What separates and makes Irvine’s work successful is it’s plentitude of positive instrumental guises. Early in the album soft tones and chinking machinery caress the listeners ears with a quiet luminosity. The drones stretch, fold together and sway. Mostly, it’s a consonant and makeshift listen. I really love it. But, the thing I really really love is the occasional female mezzo-soprano chorality of voice on some of the opening chapters to the melee marquee.

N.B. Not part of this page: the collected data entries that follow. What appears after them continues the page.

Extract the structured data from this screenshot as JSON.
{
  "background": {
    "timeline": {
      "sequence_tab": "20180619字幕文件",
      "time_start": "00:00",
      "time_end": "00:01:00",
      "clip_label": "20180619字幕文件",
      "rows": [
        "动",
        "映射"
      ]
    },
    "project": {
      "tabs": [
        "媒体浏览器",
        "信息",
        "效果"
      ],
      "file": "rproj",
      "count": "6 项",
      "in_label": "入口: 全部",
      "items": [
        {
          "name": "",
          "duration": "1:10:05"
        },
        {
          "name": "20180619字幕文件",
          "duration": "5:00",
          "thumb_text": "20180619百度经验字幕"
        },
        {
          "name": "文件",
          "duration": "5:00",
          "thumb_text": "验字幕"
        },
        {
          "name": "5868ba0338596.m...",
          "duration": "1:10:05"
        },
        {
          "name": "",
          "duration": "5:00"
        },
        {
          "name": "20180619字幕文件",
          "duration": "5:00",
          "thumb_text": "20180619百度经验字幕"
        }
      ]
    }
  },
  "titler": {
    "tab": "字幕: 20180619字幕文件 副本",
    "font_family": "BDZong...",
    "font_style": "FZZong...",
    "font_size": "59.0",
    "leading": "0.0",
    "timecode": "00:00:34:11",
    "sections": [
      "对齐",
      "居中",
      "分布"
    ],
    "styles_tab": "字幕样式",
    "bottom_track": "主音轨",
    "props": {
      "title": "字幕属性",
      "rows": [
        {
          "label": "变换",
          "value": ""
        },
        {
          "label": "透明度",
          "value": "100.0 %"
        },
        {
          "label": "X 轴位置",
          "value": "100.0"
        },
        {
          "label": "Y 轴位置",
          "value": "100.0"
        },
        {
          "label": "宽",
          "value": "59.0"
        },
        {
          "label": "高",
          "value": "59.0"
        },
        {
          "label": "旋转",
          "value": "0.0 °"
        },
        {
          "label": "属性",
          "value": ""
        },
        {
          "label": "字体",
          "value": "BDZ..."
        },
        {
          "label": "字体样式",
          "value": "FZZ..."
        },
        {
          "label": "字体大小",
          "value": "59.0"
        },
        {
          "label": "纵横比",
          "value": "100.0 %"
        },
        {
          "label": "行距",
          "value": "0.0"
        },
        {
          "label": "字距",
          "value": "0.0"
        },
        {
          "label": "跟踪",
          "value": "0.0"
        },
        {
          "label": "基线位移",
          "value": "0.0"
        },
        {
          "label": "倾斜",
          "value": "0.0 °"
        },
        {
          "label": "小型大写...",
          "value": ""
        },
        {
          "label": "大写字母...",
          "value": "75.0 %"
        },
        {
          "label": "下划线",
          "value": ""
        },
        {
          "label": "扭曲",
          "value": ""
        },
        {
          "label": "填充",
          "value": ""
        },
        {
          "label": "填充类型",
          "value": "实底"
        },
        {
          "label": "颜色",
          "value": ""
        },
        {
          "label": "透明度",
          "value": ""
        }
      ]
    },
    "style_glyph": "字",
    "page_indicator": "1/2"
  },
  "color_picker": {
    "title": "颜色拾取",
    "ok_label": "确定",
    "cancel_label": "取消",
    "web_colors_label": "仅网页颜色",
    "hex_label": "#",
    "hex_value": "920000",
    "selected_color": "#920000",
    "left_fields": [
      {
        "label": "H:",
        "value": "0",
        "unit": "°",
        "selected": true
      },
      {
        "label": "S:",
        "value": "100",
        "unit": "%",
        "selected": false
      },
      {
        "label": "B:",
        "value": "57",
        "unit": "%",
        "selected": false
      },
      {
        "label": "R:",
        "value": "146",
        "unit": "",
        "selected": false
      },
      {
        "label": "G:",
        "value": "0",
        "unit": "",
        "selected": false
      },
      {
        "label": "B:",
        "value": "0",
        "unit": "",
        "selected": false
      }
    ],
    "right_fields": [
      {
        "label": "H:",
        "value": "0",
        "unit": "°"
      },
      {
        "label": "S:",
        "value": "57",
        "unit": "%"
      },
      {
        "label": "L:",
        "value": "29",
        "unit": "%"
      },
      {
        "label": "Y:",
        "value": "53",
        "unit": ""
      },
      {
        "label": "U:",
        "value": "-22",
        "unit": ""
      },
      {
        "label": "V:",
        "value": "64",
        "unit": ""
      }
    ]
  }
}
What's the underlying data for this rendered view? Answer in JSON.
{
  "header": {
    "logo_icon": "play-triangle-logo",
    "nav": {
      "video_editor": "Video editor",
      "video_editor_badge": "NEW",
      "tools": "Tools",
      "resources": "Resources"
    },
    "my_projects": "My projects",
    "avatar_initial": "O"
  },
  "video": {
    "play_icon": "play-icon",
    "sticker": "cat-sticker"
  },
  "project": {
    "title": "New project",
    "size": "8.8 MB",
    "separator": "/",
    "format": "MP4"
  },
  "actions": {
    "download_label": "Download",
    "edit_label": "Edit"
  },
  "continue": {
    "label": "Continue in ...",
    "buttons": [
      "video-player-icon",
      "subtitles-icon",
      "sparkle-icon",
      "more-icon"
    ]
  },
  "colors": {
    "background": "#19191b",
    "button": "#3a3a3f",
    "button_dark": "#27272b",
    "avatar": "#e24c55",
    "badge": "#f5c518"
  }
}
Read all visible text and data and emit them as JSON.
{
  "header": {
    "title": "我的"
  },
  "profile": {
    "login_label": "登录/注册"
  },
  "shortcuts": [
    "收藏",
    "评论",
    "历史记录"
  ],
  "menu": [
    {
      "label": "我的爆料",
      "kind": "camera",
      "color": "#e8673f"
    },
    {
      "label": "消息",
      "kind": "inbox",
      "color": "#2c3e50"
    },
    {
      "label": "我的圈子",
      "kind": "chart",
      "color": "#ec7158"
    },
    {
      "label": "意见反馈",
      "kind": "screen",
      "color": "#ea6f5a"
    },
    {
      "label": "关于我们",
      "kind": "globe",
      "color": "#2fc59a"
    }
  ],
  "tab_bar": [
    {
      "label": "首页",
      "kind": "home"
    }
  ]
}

And when the brief discordant synthetic interlude intrudes, the piano then takes centre stage in the centre of the hall. Then a guitar enters the fray, a heavy-breathing onyx of a sharp tooth in the Lps crown. You’ll notice I’m commenting on a track by track basis instead of using just names. This is because putting titles to music defeats the object of the artist having a considered objective. Also, some are in a different language.
We digress here. But digression is a godsend – too much too soon, it’s never enough, take the long way home; a point gained is a point earned. The dreamy progressive-house tones that seem plucked from melodic births in a general triptych function toward different genres other than electroacoustic… this cognition is decisively typical of many ambient and electroacoustic records. It’s also a concluding way of emphasising the brilliance shown by this long Cicely Irvine album, ended all too soon. Still, it holds together as a beautiful and defining message.